The holiday is known by a number of names in the English language:
- All Souls Day (not to be confused with the Roman Catholic holiday, All Souls, Day, of the same name)
- Clear Bright Festival
- Ancestors Day
- Festival for Tending Graves
- Grave Sweeping Day
- Chinese Memorial Day
- Tomb Sweeping Day
- Spring Remembrance
Qingming Festival is when Chinese people visit the graves or burial grounds of their ancestors. Traditionally, people brought a whole rooster with them to the graves visited, but the occasion hs become less formal over time.
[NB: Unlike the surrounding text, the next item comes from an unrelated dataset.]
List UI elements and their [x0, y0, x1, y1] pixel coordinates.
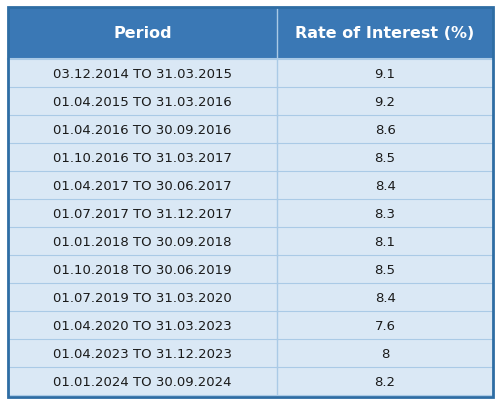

The festival originated from Hanshi Day, (literally, a day with cold food only), a memorial day for Jie Zitui or Jie Zhitui. Jie Zitui died in 636 B.C., in the Spring and Atumn Period. He was one of the many followers of Duke Wen of Jin before he became a duke. Once, during Wen's nineteen years of exile, they had no food and Jie prepared some meat soup for Wen. Wen enjoyed it a lot and wondered where Jie had obtained the soup. It turned out Jie had cut a piece of meat from his own thigh to make the soup. Wen was so moved he promised to reward him one day. However, Jie was no the type of person who sought rewards. Instead, he just wanted to help Wen to return to Jin to become kind. Once Wen became duke, Jie resigned and stayed away from him. Duke Wen rewarded the people who helped him in the decade, but for some reason he forgot to reward Jie, who by then had moved into the forest with his mother. Duke Wen went to the forest, but could not find Jie. Heeding suggestions form his officials, Duke Wen ordered men to set the forest on fire to force out Jie. However, Jie died in the fire. Feeling remorseful, Duke Wen ordered three days without fire to honor Jie's memory. The county where Jie died is still called Jiexiu ("the place Jie rests forever").
The Qingming Festival is an opportunity for celebrants to remember and honor their ancestors at grave sites. Young and old pray before the ancestors, sweep the tombs and offer food, tea, wine, chopsticks, joss paper accessories, and /or libations to the ancestors. The rites have a long tradition in Asia, especially among farmers. Some people carry willow branches with them on Qingming, or put willow branches on their gates and /or front doors. They believe that willow branches help ward off the evil spirit wanders on Qingming.
On Qingming people go on family outings, start the spring plowing, sing, dance. Qingming is also the time when young couples start courting. Another popular thing to do is to fly kites in the shapes of animals or characters from Chinese operas. Another common practice is to carry flowers instead of burning paper, incense or firecrackers.